Seafood solutions: EU project upcycles fish heads and brine into novel food ingredients
15 Aug 2024 --- An EU-funded project to turn fish waste into nutritious food has created new flavors made from fish carcasses and heads, as well as treatment processes to improve the utilization of fish brine and increase the shelf life of side streams.
Researchers at the Technical University of Denmark (DTU) collaborated with 13 partners from Belgium, Denmark, France, Spain and Sweden under project WaSeaBi to develop techniques and technology to turn often discarded fish parts, including the head, tail and entrails, which remain on the carcass into valuable products and ingredients.
Food Ingredients First sits down with DTU professor and head of research Charlotte Jacobsen for insight into the motivation and implications of the project for food and food processing businesses, including potential economic and environmental advantages.
“The project was motivated by the fact that up to 70% of aquatic biomasses are wasted or used for low-value products such as feed. The growing population calls for a better utilization of the biomass.”
“We performed a consumer study that showed that eating quality and information on the type and origin of the ingredients is important for the consumer, as well as sustainability and ethical aspects. This knowledge has been used in developing other technologies to produce ingredients.”
Food tech and flavors
Key players in the seafood and seafood processing sector, including Royal Greenland, Jeka Fish, Pescados Marcelino, Sweden Pelagic and Alfa Laval, have participated in the project.
For the fishing company Royal Greenland, the focus was to upcycle the cod’s residual parts after removing the filet.
The WaSeaBi team has developed a flavor ingredient extracted from the carcass and head of the fish. Enzymes are added to give it a strong umami flavor. This enzyme hydrolysis process makes the leftovers more useful than just boiling them.
Jacobsen says the primary challenge in ensuring food safety while developing and applying such technologies is to treat the side streams the same way as the primary food product.
“This requires a change of the industry’s mindset so that they think about all streams from the biomass as being meant for human consumption. This means the side streams should be kept cold under the same hygienic conditions as the filet.”
The project has invented a way to utilize brine, a solution where fish is placed before salting for preservation.
Handlers must add chemicals, salts and proteins to the brine before sending it to a plant for treatment. This leads to additional costs for companies like Danish Jeka Fish, especially when the treated solution does not comply with the value stipulated for wastewater discharge.
To solve this, the researchers have devised two methods of processing water and increasing the concentration of nutrients for reuse.
Similarly, for Pescados Marcelino, the researchers have innovated a way to upcycle the nutritious water used to cook mussels instead of throwing it down the drain.
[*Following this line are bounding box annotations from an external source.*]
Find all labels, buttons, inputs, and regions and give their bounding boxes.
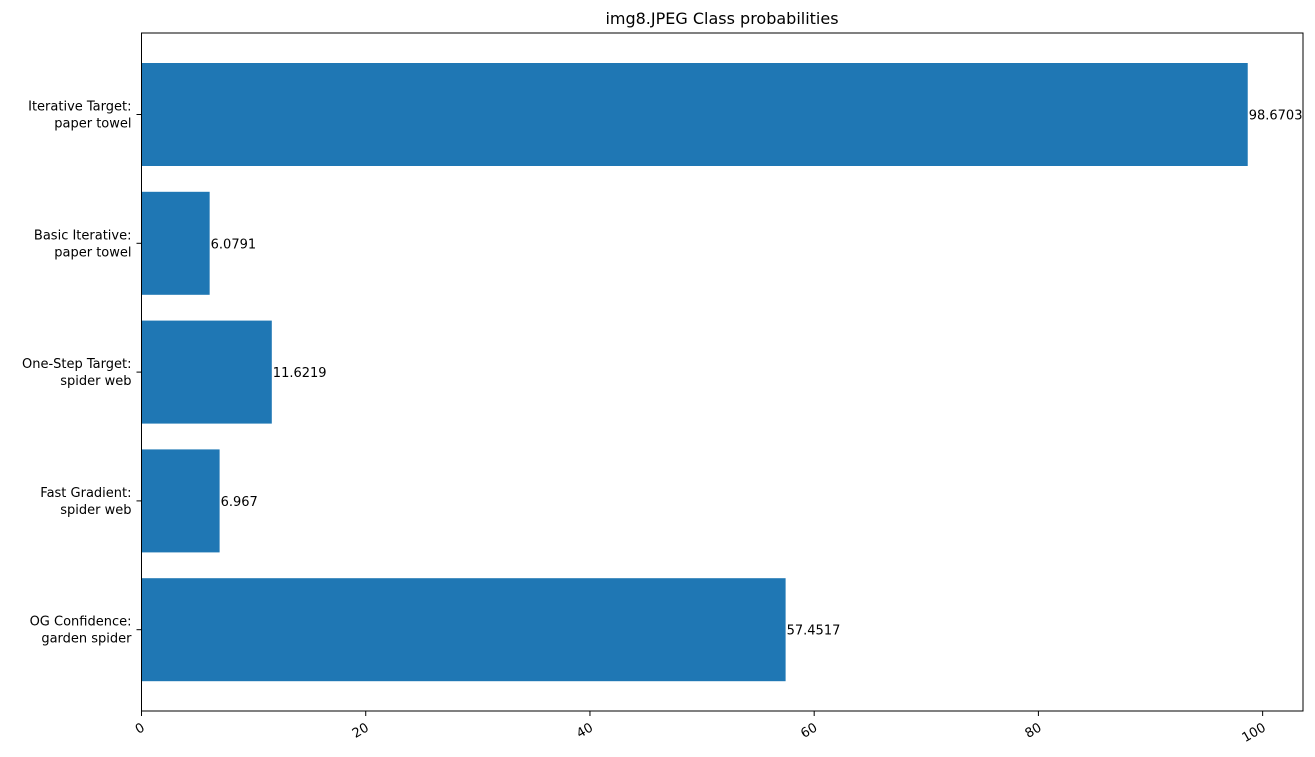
bar-value-label: 6.0791 <box>211 237 256 252</box>
x-tick-label: 0 <box>133 720 148 737</box>
bars-layer <box>141 63 1248 682</box>
y-tick-label: OG Confidence: garden spider <box>30 615 133 647</box>
x-tick-label: 60 <box>798 720 820 741</box>
x-tick-label: 40 <box>574 720 596 741</box>
bar <box>141 578 786 682</box>
bar <box>141 63 1248 166</box>
bar <box>141 191 210 295</box>
x-tick-label: 100 <box>1240 720 1269 745</box>
chart-title: img8.JPEG Class probabilities <box>605 9 838 28</box>
x-axis: 0 20 40 60 80 100 <box>133 711 1269 746</box>
value-labels-layer: 98.6703 6.0791 11.6219 6.967 57.4517 <box>211 109 1303 639</box>
bar-value-label: 57.4517 <box>787 624 841 639</box>
plot-frame <box>141 32 1304 712</box>
bar-value-label: 6.967 <box>221 495 258 510</box>
y-tick-label: One-Step Target: spider web <box>22 357 132 389</box>
bar <box>141 320 272 424</box>
y-tick-label: Iterative Target: paper towel <box>28 100 131 132</box>
bar-value-label: 98.6703 <box>1249 109 1303 124</box>
y-tick-label: Basic Iterative: paper towel <box>34 228 132 260</box>
y-tick-label: Fast Gradient: spider web <box>40 486 131 518</box>
y-axis: Iterative Target: paper towel Basic Iterat… <box>22 100 142 647</box>
x-tick-label: 20 <box>350 720 372 741</box>
bar-value-label: 11.6219 <box>273 366 327 381</box>
bar <box>141 449 220 553</box>
x-tick-label: 80 <box>1023 720 1045 741</box>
The company currently uses filtering techniques, which leads to a concentrate needing further development before it hits the shelves as an ingredient.
Clean labels and consumer acceptance
Seafood businesses stand to commercially benefit from the project’s findings and innovations, with consumers showing keen interest in food generated from food waste.
“When using ingredients produced from side-streams, it also gives the (sea)food producer the possibility to have a clean label on the final product.”
Jacobsen adds that the team performed a feasibility analysis on all the solutions developed if implemented at the participating companies.
“In general, we found that there would be a net benefit of implementing the solutions within one to three years.”
“It was also important knowledge that the consumer didn’t show barriers to buying food products with ingredients produced from side streams and that the consumer thinks that, in the future, we have to use all food resources, including by-products and wastes.”
Tackling food waste
Jacobsen notes that WaSeaBi’s approach can benefit other areas of food waste in the future.
“We can either use the individual technologies on a single type of raw material or use the same concept of looking at the entire value chain from catch to consumer on a range of food side-streams with some similarities, e.g., work on side-streams from different types of poultry could be approached the same way as we did with seafood.”
The other, less labor-intensive approach, she says, is to work with individual technologies on fewer species.
“For example, we are continuing the work on utilization of side-streams from small pelagic fish to implement some of the same technologies (sorting, antioxidant dipping, creating of flavor ingredients) on sprat,” she concludes.